Je préfère dire que ce sont les histoires qui me trouvent plutôt que l’inverse. J’ai eu cette idée de roman qui est de la fantasy, les autres qui me sont venues sont du genre historique. Peut-être qu’un jour j’écrirais de la science-fiction, je ne sais pas.

Sur quels genres vont porter tes prochains projets ?

Les idées du moment appartiennent surtout au roman historique. La prochaine sera une romance durant la Première Guerre mondiale, j’ai aussi un projet en grandes lignes sur la chute de l’Empire romain.

Une bonne partie des salons et des éditeurs spécialisés dans les littératures de l’imaginaire sont en France ou en Belgique. Est-ce un handicap d’être basée en Suisse ?

En quelque sorte, oui. Je trouve la Suisse un peu fâchée concernant la mise à disposition des informations sur internet. Il n’est pas évident de trouver un salon et encore moins de connaitre les conditions pour s’inscrire en tant qu’auteur. De plus, la question de la langue ampute géographiquement le lectorat suisse potentiel. Il faut aller dans des salons de pays voisins et ce qui engendre des frais supplémentaires (hôtels, essence, etc.)

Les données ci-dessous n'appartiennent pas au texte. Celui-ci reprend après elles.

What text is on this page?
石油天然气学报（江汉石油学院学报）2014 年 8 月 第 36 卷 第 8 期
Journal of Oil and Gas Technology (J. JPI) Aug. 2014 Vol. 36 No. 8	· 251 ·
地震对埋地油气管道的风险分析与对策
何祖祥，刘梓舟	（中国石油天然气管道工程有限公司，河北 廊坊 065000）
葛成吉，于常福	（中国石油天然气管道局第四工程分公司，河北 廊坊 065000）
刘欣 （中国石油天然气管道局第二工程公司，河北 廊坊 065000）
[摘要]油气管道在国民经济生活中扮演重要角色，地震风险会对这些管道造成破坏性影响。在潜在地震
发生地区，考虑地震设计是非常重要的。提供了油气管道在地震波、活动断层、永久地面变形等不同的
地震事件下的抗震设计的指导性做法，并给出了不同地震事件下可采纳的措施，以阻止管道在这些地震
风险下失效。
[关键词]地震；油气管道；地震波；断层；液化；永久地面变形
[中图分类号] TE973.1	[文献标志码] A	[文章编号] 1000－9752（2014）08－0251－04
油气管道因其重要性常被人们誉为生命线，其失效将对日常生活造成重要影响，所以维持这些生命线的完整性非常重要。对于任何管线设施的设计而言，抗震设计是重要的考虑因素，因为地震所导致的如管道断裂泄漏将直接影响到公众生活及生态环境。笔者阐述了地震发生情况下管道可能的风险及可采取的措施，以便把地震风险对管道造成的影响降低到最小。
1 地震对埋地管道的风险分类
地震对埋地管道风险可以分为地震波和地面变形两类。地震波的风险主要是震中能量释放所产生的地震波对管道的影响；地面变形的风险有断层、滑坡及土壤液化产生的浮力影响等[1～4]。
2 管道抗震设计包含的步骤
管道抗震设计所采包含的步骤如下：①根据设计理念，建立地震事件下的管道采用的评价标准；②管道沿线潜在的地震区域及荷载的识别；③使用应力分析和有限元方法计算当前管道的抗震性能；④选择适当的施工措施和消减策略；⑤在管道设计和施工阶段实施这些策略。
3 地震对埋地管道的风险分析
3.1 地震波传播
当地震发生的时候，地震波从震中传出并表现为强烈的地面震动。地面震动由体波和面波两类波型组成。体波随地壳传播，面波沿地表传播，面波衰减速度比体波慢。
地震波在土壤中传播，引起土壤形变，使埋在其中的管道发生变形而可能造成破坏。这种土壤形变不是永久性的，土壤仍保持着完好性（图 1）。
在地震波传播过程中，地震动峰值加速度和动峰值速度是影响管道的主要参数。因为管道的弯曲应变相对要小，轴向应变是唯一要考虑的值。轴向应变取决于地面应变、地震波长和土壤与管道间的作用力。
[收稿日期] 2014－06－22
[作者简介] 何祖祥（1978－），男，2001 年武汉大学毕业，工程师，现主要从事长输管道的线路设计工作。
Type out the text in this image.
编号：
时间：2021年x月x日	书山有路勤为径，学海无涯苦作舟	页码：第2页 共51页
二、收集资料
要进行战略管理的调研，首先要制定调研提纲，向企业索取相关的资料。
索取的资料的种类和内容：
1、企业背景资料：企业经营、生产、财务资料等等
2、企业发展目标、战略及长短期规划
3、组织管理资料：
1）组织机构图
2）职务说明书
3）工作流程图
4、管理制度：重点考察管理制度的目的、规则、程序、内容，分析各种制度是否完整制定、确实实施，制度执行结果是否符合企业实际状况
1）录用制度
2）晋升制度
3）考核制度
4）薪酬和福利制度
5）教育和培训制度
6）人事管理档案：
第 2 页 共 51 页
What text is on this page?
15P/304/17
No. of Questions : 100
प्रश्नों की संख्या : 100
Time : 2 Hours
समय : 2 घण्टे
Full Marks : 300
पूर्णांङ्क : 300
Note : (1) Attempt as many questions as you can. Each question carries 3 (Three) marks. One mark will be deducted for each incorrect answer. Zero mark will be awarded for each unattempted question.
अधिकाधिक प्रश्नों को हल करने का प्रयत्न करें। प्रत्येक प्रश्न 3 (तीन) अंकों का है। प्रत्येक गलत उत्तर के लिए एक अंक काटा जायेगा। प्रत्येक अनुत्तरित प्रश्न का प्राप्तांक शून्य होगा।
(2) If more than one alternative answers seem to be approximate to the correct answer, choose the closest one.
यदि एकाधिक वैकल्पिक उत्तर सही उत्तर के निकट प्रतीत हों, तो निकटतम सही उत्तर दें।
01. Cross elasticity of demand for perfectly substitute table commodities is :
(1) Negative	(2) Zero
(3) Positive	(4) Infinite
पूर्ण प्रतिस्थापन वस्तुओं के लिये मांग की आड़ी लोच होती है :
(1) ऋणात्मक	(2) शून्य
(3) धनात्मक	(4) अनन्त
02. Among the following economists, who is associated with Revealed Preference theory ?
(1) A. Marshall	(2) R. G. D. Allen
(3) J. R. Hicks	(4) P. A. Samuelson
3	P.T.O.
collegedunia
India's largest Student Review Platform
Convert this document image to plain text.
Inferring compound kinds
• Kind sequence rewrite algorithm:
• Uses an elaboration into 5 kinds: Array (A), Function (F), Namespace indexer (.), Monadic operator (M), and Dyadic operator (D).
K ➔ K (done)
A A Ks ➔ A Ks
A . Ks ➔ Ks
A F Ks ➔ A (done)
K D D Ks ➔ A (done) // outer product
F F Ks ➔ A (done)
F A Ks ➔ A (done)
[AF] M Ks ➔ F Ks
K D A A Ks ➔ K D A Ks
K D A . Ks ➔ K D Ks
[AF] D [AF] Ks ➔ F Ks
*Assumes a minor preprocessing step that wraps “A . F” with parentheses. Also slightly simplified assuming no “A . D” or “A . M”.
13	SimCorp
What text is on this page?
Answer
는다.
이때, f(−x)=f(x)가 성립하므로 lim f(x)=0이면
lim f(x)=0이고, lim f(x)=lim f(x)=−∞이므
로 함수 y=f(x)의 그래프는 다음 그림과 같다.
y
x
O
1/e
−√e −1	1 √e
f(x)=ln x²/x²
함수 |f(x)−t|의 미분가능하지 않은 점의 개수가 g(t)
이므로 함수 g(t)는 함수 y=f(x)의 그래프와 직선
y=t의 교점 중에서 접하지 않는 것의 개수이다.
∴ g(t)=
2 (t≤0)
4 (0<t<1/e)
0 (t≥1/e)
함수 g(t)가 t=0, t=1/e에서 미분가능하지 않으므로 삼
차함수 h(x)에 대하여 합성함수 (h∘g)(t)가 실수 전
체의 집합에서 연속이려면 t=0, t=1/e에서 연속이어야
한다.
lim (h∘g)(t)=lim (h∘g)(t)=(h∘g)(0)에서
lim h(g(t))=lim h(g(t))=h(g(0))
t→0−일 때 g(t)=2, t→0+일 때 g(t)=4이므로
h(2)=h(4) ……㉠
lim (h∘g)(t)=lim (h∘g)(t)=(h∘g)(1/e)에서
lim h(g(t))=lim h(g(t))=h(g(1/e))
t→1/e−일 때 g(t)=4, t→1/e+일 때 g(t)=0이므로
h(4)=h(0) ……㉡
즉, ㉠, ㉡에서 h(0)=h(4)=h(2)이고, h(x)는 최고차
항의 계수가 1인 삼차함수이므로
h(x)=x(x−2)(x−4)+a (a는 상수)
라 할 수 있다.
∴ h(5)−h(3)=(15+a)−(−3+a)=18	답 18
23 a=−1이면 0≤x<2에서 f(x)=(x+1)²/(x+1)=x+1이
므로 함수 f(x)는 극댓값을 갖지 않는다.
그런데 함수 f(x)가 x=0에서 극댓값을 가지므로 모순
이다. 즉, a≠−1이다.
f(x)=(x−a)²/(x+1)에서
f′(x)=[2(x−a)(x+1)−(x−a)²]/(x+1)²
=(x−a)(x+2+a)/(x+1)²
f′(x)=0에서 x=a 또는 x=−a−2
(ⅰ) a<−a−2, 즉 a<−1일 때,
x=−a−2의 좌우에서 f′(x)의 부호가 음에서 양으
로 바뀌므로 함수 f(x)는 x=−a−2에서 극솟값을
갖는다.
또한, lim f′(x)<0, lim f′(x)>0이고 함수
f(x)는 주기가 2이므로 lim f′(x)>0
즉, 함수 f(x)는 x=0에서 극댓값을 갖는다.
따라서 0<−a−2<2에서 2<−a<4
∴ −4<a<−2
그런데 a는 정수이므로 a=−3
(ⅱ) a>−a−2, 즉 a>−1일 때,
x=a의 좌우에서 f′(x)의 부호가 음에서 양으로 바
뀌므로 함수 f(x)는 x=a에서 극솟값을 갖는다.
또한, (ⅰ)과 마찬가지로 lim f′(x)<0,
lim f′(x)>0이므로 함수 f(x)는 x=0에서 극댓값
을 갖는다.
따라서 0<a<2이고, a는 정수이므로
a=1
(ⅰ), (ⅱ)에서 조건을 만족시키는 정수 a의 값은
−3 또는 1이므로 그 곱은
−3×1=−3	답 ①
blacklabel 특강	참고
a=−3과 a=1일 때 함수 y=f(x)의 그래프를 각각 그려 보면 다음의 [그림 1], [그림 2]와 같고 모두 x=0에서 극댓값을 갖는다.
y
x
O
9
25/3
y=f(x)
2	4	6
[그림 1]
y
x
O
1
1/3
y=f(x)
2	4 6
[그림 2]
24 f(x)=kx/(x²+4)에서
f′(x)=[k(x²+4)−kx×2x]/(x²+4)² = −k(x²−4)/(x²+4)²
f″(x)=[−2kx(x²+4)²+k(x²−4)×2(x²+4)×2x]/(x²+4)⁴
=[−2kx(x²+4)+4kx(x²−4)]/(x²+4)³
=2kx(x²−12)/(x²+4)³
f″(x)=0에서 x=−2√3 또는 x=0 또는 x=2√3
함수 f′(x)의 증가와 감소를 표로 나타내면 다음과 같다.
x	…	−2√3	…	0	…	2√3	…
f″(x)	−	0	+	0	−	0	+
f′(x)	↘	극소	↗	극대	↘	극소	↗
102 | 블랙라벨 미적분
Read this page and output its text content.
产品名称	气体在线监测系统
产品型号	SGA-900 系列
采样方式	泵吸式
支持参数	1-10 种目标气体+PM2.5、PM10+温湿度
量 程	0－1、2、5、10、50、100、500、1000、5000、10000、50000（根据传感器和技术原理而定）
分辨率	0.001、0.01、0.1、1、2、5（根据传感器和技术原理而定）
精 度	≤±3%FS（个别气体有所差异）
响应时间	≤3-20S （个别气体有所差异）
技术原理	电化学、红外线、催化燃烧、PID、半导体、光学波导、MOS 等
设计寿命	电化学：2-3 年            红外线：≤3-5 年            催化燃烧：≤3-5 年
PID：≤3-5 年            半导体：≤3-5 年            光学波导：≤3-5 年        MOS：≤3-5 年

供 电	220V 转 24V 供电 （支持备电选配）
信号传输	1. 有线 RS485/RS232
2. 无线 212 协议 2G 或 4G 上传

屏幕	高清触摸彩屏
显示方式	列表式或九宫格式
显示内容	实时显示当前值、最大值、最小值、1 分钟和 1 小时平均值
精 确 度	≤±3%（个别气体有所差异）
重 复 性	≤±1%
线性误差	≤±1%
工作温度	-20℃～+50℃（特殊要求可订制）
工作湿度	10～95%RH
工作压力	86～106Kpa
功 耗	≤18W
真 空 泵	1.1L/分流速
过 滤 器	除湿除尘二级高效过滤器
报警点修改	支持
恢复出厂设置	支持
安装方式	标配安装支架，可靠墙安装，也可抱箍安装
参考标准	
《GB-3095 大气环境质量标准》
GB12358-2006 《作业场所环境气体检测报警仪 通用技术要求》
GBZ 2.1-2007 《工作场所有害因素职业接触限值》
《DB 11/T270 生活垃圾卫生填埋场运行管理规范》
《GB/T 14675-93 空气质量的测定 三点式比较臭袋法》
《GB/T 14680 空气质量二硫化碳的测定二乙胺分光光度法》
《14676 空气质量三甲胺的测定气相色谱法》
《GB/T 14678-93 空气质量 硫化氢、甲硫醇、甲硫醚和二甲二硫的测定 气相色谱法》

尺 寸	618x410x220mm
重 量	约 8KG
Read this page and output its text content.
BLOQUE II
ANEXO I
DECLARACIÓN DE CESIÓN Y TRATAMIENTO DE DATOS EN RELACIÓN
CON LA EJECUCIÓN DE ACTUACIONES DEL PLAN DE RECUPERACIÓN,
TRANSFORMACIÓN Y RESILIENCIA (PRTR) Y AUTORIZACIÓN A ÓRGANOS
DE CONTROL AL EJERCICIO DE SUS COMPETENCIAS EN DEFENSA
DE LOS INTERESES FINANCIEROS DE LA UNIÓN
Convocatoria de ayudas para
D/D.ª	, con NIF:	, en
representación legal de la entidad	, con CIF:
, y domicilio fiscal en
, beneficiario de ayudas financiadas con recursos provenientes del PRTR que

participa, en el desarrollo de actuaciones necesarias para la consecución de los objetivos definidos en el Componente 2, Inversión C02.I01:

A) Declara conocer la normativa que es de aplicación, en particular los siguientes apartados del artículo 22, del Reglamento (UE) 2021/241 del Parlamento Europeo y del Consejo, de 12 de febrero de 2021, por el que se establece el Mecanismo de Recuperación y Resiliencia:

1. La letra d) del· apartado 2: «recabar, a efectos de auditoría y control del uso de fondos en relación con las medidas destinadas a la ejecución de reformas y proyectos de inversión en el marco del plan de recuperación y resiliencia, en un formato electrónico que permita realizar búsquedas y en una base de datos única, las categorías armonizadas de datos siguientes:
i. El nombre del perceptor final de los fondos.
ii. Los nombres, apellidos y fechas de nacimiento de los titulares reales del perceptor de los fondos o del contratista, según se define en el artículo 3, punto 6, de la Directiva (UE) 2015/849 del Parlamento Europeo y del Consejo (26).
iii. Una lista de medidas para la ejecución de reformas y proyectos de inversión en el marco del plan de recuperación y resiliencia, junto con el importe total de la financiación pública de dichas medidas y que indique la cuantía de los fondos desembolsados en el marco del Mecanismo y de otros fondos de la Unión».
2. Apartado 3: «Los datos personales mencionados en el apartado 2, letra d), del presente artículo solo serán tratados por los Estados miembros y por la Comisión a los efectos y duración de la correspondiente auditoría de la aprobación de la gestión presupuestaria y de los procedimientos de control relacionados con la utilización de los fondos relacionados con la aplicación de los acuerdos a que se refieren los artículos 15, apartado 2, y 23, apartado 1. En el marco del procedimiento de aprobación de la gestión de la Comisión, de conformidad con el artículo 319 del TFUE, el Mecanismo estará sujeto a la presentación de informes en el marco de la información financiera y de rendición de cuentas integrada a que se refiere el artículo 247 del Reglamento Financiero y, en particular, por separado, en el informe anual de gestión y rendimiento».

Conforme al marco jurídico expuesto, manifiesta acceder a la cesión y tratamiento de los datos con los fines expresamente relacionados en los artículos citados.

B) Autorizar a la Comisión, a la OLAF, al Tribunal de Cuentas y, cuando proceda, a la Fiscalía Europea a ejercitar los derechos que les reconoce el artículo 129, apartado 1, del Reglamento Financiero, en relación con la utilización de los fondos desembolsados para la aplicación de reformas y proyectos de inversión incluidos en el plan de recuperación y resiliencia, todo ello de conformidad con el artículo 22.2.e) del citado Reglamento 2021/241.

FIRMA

L’autoédition, dans ton cas, est-ce une volonté ou as-tu tenté d’approcher des éditeurs avec ton manuscrit ?

Dans un premier temps, j’ai envoyé mon manuscrit à plusieurs maisons et ai même signé un contrat. Mais la maison d’édition a fermé et j’ai récupéré mes droits. J’aurais pu continuer à démarcher, mais j’ai décidé de m’autoéditer pour essayer de voir ce que j’arrivais à faire.

Et qu’est-ce que tu es arrivée à faire? Tu es satisfaite de ta démarche?

S’auto-éditer n’est pas une question de facilité, bien au contraire. Il faut pouvoir présenter un livre qui a tout d’un édité, en ayant tout fait tout seul. La première fois, plusieurs fautes m’avaient échappé. J’ai dû rééditer le tome un mois après pour corriger mon erreur. Il faut aussi se renseigner sur la législation, la communication ou les canaux de distribution. Pour réussir sa démarche, il faut aussi reconnaitre ses propres limites. Dans mon cas, après avoir tenté de faire moi-même la couverture, je me suis rendu compte qu’il fallait que je passe par un professionnel pour qu’elle ressemble à ce que je voulais.

Aujourd’hui, je suis assez fière de m’être lancée dans cette aventure. Mes ventes dépassent largement le cercle de mes connaissances, ce qui me montre que je suis sur la bonne voie. En revanche, je ne suis pas à l’aise dans la promotion active ni dans le démarchage de librairies, là où une maison d’édition serait sans doute plus présente sur ce plan.

Existe-t-il des astuces pour écrire lorsque l’on est mère de famille ?

Profiter des siestes des enfants, et avoir un super mari qui comprend que ce soir on préfère écrire. Il faut trouver du temps par-ci par-là, ce qui n’est pas évident. Si je ne suis pas trop fatiguée, j’essaie de m’y mettre le soir, mais je n’y arrive pas toujours.

Au-delà de ça, un conseil, une suggestion à ceux qui te lisent et qui ont envie d’écrire?

Lancez-vous, ça ne coute rien. Au pire vous abandonnez et l’histoire reste dans un coin du disque dur, au mieux ça vous procure du plaisir et peut-être même de la fierté d’avoir accompli quelque chose. La question de la publication et des ventes, au final, n’est qu’un bonus.